By James Smith
People are working to change Audrain County’s legal climate.
There is a move afoot to make the office of the Audrain County Prosecutor a full-time position.
One of the spokesman for the movement is Jason Newton, a Mexico-based attorney. “With Audrain County being the size that it is and the volume of work going through the courts,” Newton said, “it is unrealistic to expect a part-time prosecutor to manage that volume of work.”
Jacob Shellabarger, Audrain County’s prosecuting attorney described his volume of work. In March 2014 he said he put in 215 hours.
• April 2014, 253 hours
• May 2014, 228 hours
“There really isn’t a typical work week,” Shellabarger said. “I put in between 40 and 70 hours. It just depends on what needs to be done and when.”
“When,” is part of the equation. “Serving as prosecuting attorney requires availability, expertise and focus,” he said. That includes Shellabarger’s 10 person staff being available 24 hours a day, seven days a week. “The job requires personal availability for preparing search warrants, providing law enforcement assistance, scheduling victim meetings on the victim’s schedule and constant trial preparation.”

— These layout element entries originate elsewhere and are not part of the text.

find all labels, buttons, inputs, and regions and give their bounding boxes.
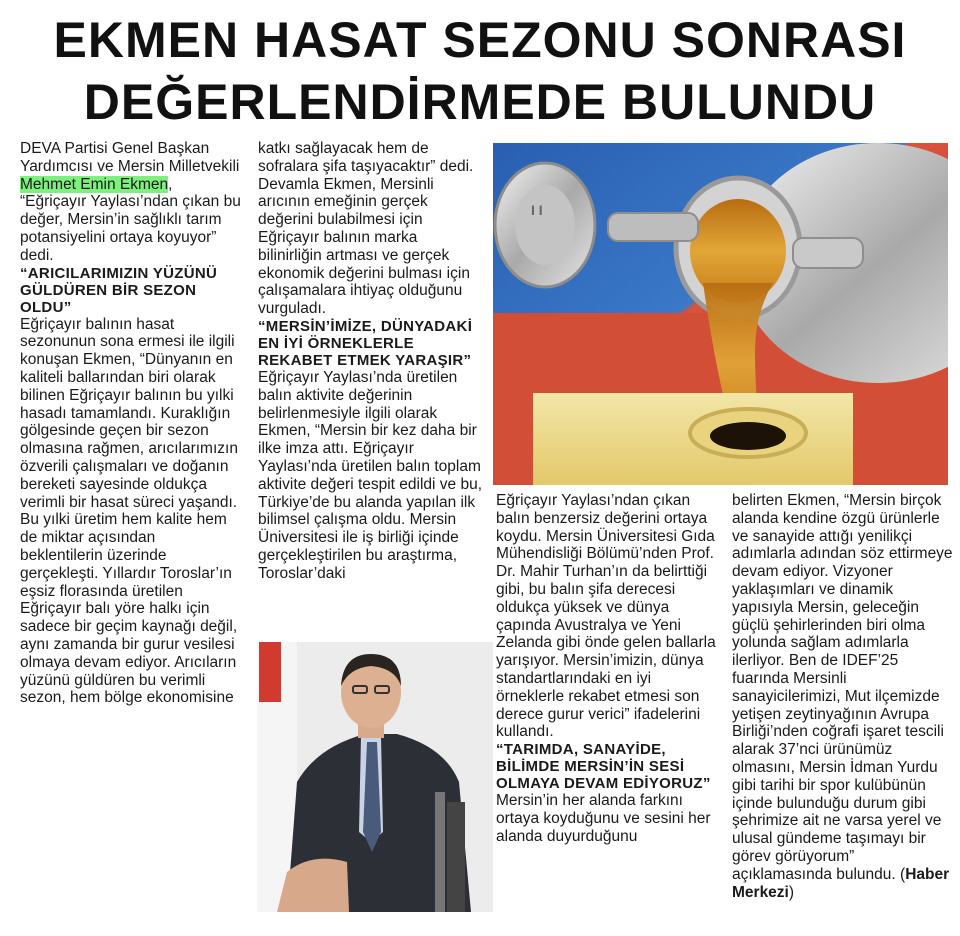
highlighted-name: Mehmet Emin Ekmen (20, 175, 169, 193)
article-column-3 (496, 492, 718, 846)
article-column-4 (732, 492, 954, 901)
honey-photo (493, 143, 948, 485)
headline-line-2: DEĞERLENDİRMEDE BULUNDU (83, 74, 877, 130)
body-paragraph: Eğriçayır Yaylası’nda üretilen balın aktivite değerinin belirlenmesiyle ilgili olarak Ekmen, “Mersin bir kez daha bir ilke imza attı. Eğriçayır Yaylası’nda üretilen balın toplam aktivite değeri tespit edildi ve bu, Türkiye’de bu alanda yapılan ilk bilimsel çalışma oldu. Mersin Üniversitesi ile iş birliği içinde gerçekleştirilen bu araştırma, Toroslar’daki (258, 368, 483, 582)
intro-paragraph: DEVA Partisi Genel Başkan Yardımcısı ve Mersin Milletvekili Mehmet Emin Ekmen, “Eğriçayır Yaylası’ndan çıkan bu değer, Mersin’in sağlıklı tarım potansiyelini ortaya koyuyor” dedi. (20, 140, 241, 264)
article-column-1 (20, 140, 242, 707)
svg-text:I I: I I (531, 202, 543, 218)
body-paragraph: Eğriçayır balının hasat sezonunun sona ermesi ile ilgili konuşan Ekmen, “Dünyanın en kaliteli ballarından biri olarak bilinen Eğriçayır balının bu yılki hasadı tamamlandı. Kuraklığın gölgesinde geçen bir sezon olmasına rağmen, arıcılarımızın özverili çalışmaları ve doğanın bereketi sayesinde oldukça verimli bir hasat süreci yaşandı. Bu yılki üretim hem kalite hem de miktar açısından beklentilerin üzerinde gerçekleşti. Yıllardır Toroslar’ın eşsiz florasında üretilen Eğriçayır balı yöre halkı için sadece bir geçim kaynağı değil, aynı zamanda bir gurur vesilesi olmaya devam ediyor. Arıcıların yüzünü güldüren bu verimli sezon, hem bölge ekonomisine (20, 315, 238, 707)
subheading-2: “MERSİN’İMİZE, DÜNYADAKİ EN İYİ ÖRNEKLERLE REKABET ETMEK YARAŞIR” (258, 317, 473, 369)
article-column-2 (258, 140, 484, 583)
speaker-portrait-photo (257, 642, 493, 912)
subheading-3: “TARIMDA, SANAYİDE, BİLİMDE MERSİN’İN SESİ OLMAYA DEVAM EDİYORUZ” (496, 741, 711, 793)
body-paragraph: katkı sağlayacak hem de sofralara şifa taşıyacaktır” dedi. Devamla Ekmen, Mersinli arıcının emeğinin gerçek değerini bulabilmesi için Eğriçayır balının marka bilinirliğin artması ve gerçek ekonomik değerini bulması için çalışamalara ihtiyaç olduğunu vurguladı. (258, 140, 474, 318)
subheading-1: “ARICILARIMIZIN YÜZÜNÜ GÜLDÜREN BİR SEZON OLDU” (20, 264, 218, 316)
headline-line-1: EKMEN HASAT SEZONU SONRASI (53, 12, 907, 68)
news-credit: Haber Merkezi (732, 865, 950, 901)
body-paragraph: Eğriçayır Yaylası’ndan çıkan balın benzersiz değerini ortaya koydu. Mersin Üniversitesi Gıda Mühendisliği Bölümü’nden Prof. Dr. Mahir Turhan’ın da belirttiği gibi, bu balın şifa derecesi oldukça yüksek ve dünya çapında Avustralya ve Yeni Zelanda gibi önde gelen ballarla yarışıyor. Mersin’imizin, dünya standartlarındaki en iyi örneklerle rekabet etmesi son derece gurur verici” ifadelerini kullandı. (496, 492, 716, 741)
body-paragraph: belirten Ekmen, “Mersin birçok alanda kendine özgü ürünlerle ve sanayide attığı yenilikçi adımlarla adından söz ettirmeye devam ediyor. Vizyoner yaklaşımları ve dinamik yapısıyla Mersin, geleceğin güçlü şehirlerinden biri olma yolunda sağlam adımlarla ilerliyor. Ben de IDEF’25 fuarında Mersinli sanayicilerimizi, Mut ilçemizde yetişen zeytinyağının Avrupa Birliği’nden coğrafi işaret tescili alarak 37’nci ürünümüz olmasını, Mersin İdman Yurdu gibi tarihi bir spor kulübünün içinde bulunduğu durum gibi şehrimize ait ne varsa yerel ve ulusal gündeme taşımayı bir görev görüyorum” açıklamasında bulundu. (Haber Merkezi) (732, 492, 953, 901)
body-paragraph: Mersin’in her alanda farkını ortaya koyduğunu ve sesini her alanda duyurduğunu (496, 792, 711, 845)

While people in Audrain want their courts to prosecute, there are concerns about the fiscal implications.
According to Audrain County Clerk Shelley Harvey, Shellabarger’s annual salary is $61,998.73. Additionally, as the county prosecutor for a county that hosts a prison, he receives an additional $12,500 stipend bringing his “take home pay” to $74,492.23.
Currently the position’s salary is set by the county wage commission, Harvey said.

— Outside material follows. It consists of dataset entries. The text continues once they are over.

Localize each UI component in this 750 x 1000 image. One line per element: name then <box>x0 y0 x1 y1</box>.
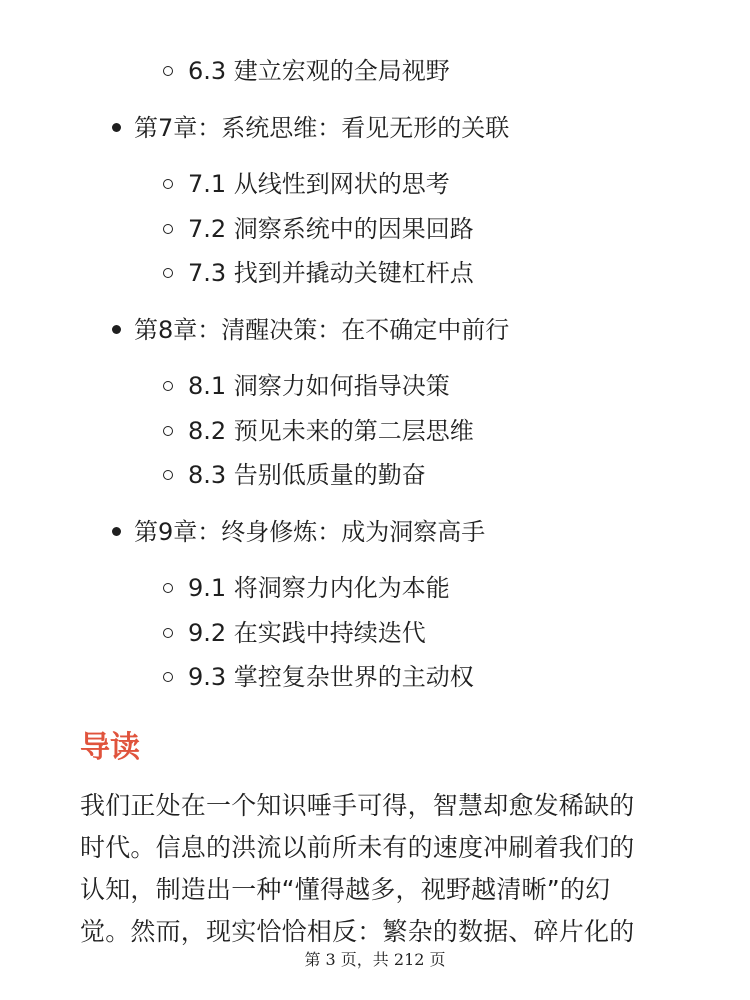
paragraph-line: 认知，制造出一种“懂得越多，视野越清晰”的幻 <box>80 875 611 904</box>
toc-subitem[interactable]: 6.3 建立宏观的全局视野 <box>188 57 450 85</box>
circle-bullet-icon <box>163 66 173 76</box>
disc-bullet-icon <box>112 123 121 132</box>
disc-bullet-icon <box>112 527 121 536</box>
toc-subitem[interactable]: 9.2 在实践中持续迭代 <box>188 619 426 647</box>
circle-bullet-icon <box>163 179 173 189</box>
toc-chapter[interactable]: 第7章：系统思维：看见无形的关联 <box>134 114 510 142</box>
circle-bullet-icon <box>163 628 173 638</box>
section-heading: 导读 <box>80 730 140 765</box>
page-number-footer: 第 3 页，共 212 页 <box>304 950 446 969</box>
toc-subitem[interactable]: 7.1 从线性到网状的思考 <box>188 170 450 198</box>
toc-subitem[interactable]: 7.3 找到并撬动关键杠杆点 <box>188 259 474 287</box>
disc-bullet-icon <box>112 325 121 334</box>
toc-subitem[interactable]: 8.2 预见未来的第二层思维 <box>188 417 474 445</box>
circle-bullet-icon <box>163 381 173 391</box>
paragraph-line: 我们正处在一个知识唾手可得，智慧却愈发稀缺的 <box>80 791 635 820</box>
paragraph-line: 觉。然而，现实恰恰相反：繁杂的数据、碎片化的 <box>80 917 635 946</box>
toc-subitem[interactable]: 7.2 洞察系统中的因果回路 <box>188 215 474 243</box>
paragraph-line: 时代。信息的洪流以前所未有的速度冲刷着我们的 <box>80 833 635 862</box>
toc-chapter[interactable]: 第8章：清醒决策：在不确定中前行 <box>134 316 510 344</box>
circle-bullet-icon <box>163 426 173 436</box>
circle-bullet-icon <box>163 268 173 278</box>
toc-subitem[interactable]: 8.1 洞察力如何指导决策 <box>188 372 450 400</box>
toc-subitem[interactable]: 9.3 掌控复杂世界的主动权 <box>188 663 474 691</box>
circle-bullet-icon <box>163 583 173 593</box>
circle-bullet-icon <box>163 470 173 480</box>
toc-subitem[interactable]: 9.1 将洞察力内化为本能 <box>188 574 450 602</box>
toc-subitem[interactable]: 8.3 告别低质量的勤奋 <box>188 461 426 489</box>
circle-bullet-icon <box>163 224 173 234</box>
circle-bullet-icon <box>163 672 173 682</box>
toc-chapter[interactable]: 第9章：终身修炼：成为洞察高手 <box>134 518 486 546</box>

Either way, the salary would still be paid by the county, she said.
If the initiative receives the 1,000 or so signatures necessary to be placed on the November ballot and receives a simple majority of yes votes, Harvey said the county would no longer determine the salary.
The position, she said, would be on approximately the same pay scale as an associate cir-cuit judge and set at the state and federal level.
Currently a full-time county prosecutor’s salary starts at $133,716, she said.
Tom Groves, Western Audrain county commissioner agreed.
“The wage for any county position should be based on what a county can afford,” Groves said. “We have kept the prosecutors’ salary the same for all these years because we have to take care of our employees, offices and county equipment. I don’t know where the county can get any more money.”
If passed, the change would not take effect until after the 2015 election.
Harvey said if enough signatures are collected the petition needs to be turned in to her office by August 22 so all the signatures can be verified by the Aug. 26 deadline.
One petition is available to sign at Ennis Implement in Vandalia.